Le marché anticipe. Et qu'y a-t-il à l’horizon ?Pas grand chose. Malgré le fait que l’inflation ait atteint de facto l'objectif de 2 % et que le cadre politique ait été ajusté, la banque est restée vague quant à la suite des événements dans ce nouveau cadre normalisé. Elle n'a par exemple donné aucune précision sur la manière dont les achats d’obligations vont être réduits. Elle n'a pas non plus fixé de seuil à partir duquel les taux pourront encore être relevés. Sur ce point, la BoJ soutient expressément que la politique doit rester accommodante.

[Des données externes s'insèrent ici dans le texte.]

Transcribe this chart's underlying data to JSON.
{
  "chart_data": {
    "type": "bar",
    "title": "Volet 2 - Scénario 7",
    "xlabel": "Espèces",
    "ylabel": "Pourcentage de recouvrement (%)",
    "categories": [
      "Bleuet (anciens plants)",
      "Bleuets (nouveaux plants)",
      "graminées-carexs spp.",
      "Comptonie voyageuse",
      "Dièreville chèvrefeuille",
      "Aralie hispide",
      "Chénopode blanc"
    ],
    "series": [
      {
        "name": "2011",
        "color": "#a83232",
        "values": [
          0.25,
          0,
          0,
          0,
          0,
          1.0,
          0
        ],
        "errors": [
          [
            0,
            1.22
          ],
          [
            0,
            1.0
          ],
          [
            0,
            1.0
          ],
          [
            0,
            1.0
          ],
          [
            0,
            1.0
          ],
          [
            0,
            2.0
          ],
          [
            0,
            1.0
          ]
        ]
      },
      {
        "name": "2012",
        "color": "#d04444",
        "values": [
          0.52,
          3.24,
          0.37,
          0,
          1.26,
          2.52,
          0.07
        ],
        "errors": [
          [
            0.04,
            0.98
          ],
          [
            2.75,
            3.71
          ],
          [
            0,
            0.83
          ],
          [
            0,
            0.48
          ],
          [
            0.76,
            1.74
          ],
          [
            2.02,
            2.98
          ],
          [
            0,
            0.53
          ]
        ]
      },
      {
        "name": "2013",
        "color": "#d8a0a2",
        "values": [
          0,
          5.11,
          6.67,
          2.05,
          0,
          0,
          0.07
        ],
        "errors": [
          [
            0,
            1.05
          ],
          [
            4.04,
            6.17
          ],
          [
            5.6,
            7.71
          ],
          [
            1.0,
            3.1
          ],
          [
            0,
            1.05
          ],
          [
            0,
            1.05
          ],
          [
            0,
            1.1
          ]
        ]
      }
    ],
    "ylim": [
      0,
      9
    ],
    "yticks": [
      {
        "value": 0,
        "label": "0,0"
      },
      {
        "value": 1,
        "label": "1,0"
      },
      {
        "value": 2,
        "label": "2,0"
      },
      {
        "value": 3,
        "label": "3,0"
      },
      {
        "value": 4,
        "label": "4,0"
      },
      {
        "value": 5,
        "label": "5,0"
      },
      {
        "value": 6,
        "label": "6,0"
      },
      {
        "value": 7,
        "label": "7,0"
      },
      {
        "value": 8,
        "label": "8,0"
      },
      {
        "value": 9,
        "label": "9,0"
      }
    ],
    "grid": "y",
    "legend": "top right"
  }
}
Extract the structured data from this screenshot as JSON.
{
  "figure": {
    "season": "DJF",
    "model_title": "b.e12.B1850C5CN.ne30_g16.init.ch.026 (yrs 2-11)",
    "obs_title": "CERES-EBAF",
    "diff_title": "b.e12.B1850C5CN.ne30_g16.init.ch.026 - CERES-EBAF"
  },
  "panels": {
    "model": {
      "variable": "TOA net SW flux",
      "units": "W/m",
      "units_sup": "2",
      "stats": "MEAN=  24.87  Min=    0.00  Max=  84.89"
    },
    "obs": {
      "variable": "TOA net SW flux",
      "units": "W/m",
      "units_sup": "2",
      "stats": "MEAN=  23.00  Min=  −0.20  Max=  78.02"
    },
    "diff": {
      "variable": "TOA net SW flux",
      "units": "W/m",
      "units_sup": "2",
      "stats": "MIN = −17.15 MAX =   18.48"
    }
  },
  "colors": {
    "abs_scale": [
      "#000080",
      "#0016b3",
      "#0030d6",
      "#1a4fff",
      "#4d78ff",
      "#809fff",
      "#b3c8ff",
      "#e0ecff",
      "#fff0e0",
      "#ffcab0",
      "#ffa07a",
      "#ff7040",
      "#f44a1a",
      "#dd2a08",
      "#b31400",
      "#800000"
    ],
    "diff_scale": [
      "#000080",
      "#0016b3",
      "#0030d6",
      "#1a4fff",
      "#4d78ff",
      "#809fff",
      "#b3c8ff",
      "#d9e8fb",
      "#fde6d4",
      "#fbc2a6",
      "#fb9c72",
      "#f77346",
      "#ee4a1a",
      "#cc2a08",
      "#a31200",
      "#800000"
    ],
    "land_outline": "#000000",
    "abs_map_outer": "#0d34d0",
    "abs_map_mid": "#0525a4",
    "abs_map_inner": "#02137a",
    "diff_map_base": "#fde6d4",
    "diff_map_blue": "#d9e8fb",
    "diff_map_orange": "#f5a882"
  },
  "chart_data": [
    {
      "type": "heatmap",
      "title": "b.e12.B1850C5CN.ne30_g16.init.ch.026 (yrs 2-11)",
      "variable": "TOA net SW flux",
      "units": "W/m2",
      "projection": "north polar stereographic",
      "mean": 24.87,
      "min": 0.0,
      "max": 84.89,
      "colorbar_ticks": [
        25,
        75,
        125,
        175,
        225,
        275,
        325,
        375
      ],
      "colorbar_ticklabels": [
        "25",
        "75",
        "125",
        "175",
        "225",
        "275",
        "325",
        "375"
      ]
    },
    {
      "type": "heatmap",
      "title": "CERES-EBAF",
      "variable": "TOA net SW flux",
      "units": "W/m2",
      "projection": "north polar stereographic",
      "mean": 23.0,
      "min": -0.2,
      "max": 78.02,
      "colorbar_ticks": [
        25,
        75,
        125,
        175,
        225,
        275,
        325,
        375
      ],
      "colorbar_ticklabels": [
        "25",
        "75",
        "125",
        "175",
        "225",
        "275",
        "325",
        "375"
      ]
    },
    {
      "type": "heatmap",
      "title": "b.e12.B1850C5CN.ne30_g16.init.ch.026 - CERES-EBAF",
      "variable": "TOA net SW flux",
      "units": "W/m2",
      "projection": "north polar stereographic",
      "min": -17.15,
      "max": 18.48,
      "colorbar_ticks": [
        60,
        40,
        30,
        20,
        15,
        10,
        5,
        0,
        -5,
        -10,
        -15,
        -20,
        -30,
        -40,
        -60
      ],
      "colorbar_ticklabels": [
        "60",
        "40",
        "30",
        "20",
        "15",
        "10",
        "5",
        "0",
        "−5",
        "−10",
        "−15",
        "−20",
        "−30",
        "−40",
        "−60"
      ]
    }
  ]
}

En comparaison avec ses homologues comme la Fed ou la BCE, la politique de la BoJ reste extrêmement souple. Avec une inflation proche de 3 %, les taux d’intérêt réels sont extrêmement négatifs, alors qu’aux États-Unis ou en Europe, ils deviennent plus positifs en raison de la baisse de l’inflation. Le yen demeure par conséquent vulnérable. D’autant plus que demain, la Fed insistera de nouveau sur le fait que les taux resteront « plus élevés pendant plus longtemps ». Il est toujours aussi probable que les autorités japonaises et le marché vont commencer un nouveau jeu du chat et de la souris à propos d’éventuelles interventions . Mieux encore : il est possible que le marché teste la BoJ pour savoir avec quelle rapidité celle-ci voudra/pourra intervenir dans le nouveau contexte afin de contrer de nouvelles pertes du yen. Pour éviter toute nouvelle dépréciation de la monnaie, il faudra donc que la BoJ soit intervienne sur le marché soit relève les taux d’intérêt. Même si les autorités nippones sont prêtes à le faire, il y a de fortes chances que le yen ne reprenne réellement son souffle que lorsque la Fed et d'autres grandes banques centrales commenceront clairement à abaisser leurs taux. D’ici là, la monnaie japonaise risque de se retrouver dans le troisième ou quatrième groupe de poursuivants du peloton monétaire.